The following eight biohorizons are recognized of both Sites 1150 and 1151 (Table T3; Fig. F4): (1) the LO of N. asanoi; (2) the LO of G. puncticulata; (3) the FO of G. inflata (modern form); (4) the FO of N. asanoi; (5) the LO of G. ikebei; (6) the FO of G. ikebei; (7) the LO of G. nepenthes; and (8) the LO of G. dehiscens. The stratigraphic order of the eight biohorizons is conformable in both present sites.
With respect to the diatom biostratigraphic data (Maruyama and Shiono, this volume) (Fig. F4; Table T3), the eight planktonic foraminiferal biohorizons have no contradiction with diatom zonations at both sites: the LO of N. asanoi, the LO of G. puncticulata, and the FO of G. inflata (modern form) are located in the diatom Zone NPD 9. The FO of N. asanoi, the LO and FO of G. ikebei, and the LO of G. nepenthes are placed in the diatom Zone NPD 7B. The LO of G. dehiscens is located within the diatom Zone NPD 5D. We consider that these eight biohorizons are possibly synchronous in the Japan Trench region.
Keller (1980) reported planktonic foraminiferal data from DSDP Sites 438 and 440, ~60 km northward of Site 1150. We correlated foraminiferal data from both Sites 1150 and 1151 with those of Hole 438A (40°38´N, 143°14´E, water depth = 1558 m) (Fig.

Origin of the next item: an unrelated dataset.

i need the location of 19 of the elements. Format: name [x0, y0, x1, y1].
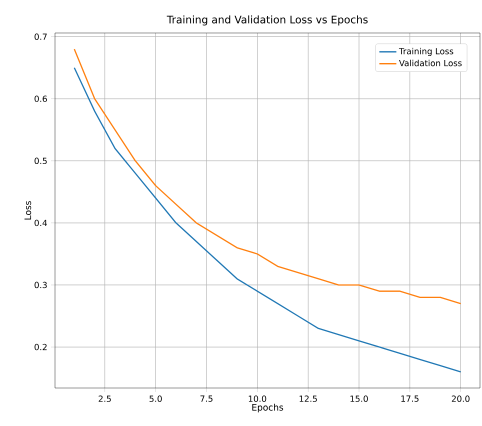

F1), which have been stratigraphically well determined by the diatom biostratigraphy (Maruyama, 1984; Yanagisawa and Akiba, 1998). Stratigraphic distributions of planktonic foraminiferal species at Hole 438A are strongly discontinuous because of dissolution of foraminiferal tests and discontinuous coring. Despite these discontinuities, four of the eight biohorizons, namely, the FO of N. asanoi, the FO of G. ikebei, the LO of G. nepenthes, and the LO of G. dehiscens, show no contradiction in their stratigraphic relationships between the present sites and DSDP Hole 438A with respect to the diatom zonation.
According to stratigraphic relationship between the foraminiferal and diatom data (Fig. F3; Table T3), it can be noticed that the LO of G. dehiscens in the Japan Trench region is significantly older than tropical to subtropical age compared to data of Berggren et al (1995a). At the present sites, the LO of G. dehiscens is placed within diatom Zone NPD 5D (9.2 to 10.0 Ma). At DSDP Hole 438A, G. dehiscens disappeared just below the boundary top of the Denticulopsis dimorpha Zone (NPD 5D), ~9.2 Ma (Maruyama, 1984; Yanagisawa and Akiba, 1998). This event is assigned to 5.80 Ma in tropical to subtropical regions (Berggren et al., 1995a). We consider that this biohorizon is a diachronous event related to a latitudinal climatic change. Oda et al. (1984) reported that the LO of G. dehiscens became progressively older from the equator to the mid-latitude region along the western Pacific margin. The LO of G. dehiscens is placed just below the Am-40 tuff dated at 8.5 ± 0.5 Ma by fission-track dating in the Boso Peninsula located at ~35°N (Oda, 1977; Tokuhashi et al., 2000). The similar trend of the LO of G. dehiscens is also observed on the eastern Pacific margin (Keller and Barron, 1981). The progressive equatorward restriction of the biogeographic province of G. dehiscens occurred during the late Miocene, and the LO of G. dehiscens ranges from 9.5 Ma at 40°S to 5.0 Ma at the equator (Spencer-Cervato et al., 1994).